E Julie Harris faz o papel de Betty Fraley, uma cantora de jazz que já havia tido uma boa carreira, mas agora sobrevivia cantando em bares não muito respeitáveis. Betty já havia sido presa por uso de drogas – Harper vê picadas nos braços dela.
Eventualmente, o detetive vai descobrir uma conexão entre a cantora Betty e a ex-atriz Fay. E mais: vai descobrir também uma conexão importante entre Betty e Allan Taggert, o empregado de Sampson, que a garota Miranda paquera sem qualquer sucesso.
Lauren Bacall, Janet Leigh, Shelley Winters, Julie Harris e ainda a bonequinha Pamela Tiffin. É: Harper é um filme de muitas atrizes interessantes.
Nove anos depois, Newman interpretaria Harper de novo
Quando a Warner lançou Harper em DVD no Brasil, incluiu como um especial uma rápida apresentação do filme feita pelo crítico Robert Osborne. É nessa introdução ao filme que Osborne conta aquela história dos filmes da carreira de Paul Newman começados com a letra h.
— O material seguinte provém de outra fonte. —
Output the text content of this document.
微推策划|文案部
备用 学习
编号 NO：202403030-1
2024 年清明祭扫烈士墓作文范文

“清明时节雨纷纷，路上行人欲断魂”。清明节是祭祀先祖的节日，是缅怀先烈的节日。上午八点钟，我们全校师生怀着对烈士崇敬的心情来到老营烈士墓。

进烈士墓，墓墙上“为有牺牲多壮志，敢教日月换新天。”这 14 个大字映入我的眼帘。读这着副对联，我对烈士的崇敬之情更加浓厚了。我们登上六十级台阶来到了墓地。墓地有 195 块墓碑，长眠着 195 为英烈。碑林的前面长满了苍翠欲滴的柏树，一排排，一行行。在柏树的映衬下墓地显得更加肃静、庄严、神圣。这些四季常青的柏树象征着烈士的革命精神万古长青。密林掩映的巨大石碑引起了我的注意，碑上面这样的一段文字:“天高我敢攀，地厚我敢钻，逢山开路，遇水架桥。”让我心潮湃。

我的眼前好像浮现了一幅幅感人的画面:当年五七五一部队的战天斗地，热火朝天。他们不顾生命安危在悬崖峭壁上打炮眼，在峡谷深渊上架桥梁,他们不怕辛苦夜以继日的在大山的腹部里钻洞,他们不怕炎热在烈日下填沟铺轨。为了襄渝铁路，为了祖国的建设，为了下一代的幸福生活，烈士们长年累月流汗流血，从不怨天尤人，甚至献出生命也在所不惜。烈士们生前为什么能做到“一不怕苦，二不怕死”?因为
Ele conta também que os produtores queriam inicialmente que Frank Sinatra fizesse o papel do detetive Lew Archer. Não deu certo, e foi então que procuraram Paul Newman. O grande ator não se importou nada com o fato de ter sido o segundo nome a ser chamado; não tinha problema com isso. Na verdade, o papel do pugilista Rocky Graziano em Marcado pela Sarjeta/Somebody Up There Likes Me também se destinava a outro ator, James Dean – morto em 1955, um ano antes do lançamento do filme. Marcado pela Sarjeta, de Robert Wise, foi o filme que revelou Paul Newman para o público e para os grandes estúdios, o filme que iniciou sua carreira como um dos grandes astros do cinema americano.
E o fato é que Paul Newman gostou de interpretar esse detetive Lew Archer, perdão, Lew Harper. Nove anos depois, em 1975, ele voltaria a interpretar Lew Harper em outro filme, A Piscina Mortal/The Drowning Pool, em que contracenou com sua mulher, Joanne Woodward, e também com uma adolescente linda, a filha de Tippi Hedren, Melanie Griffith.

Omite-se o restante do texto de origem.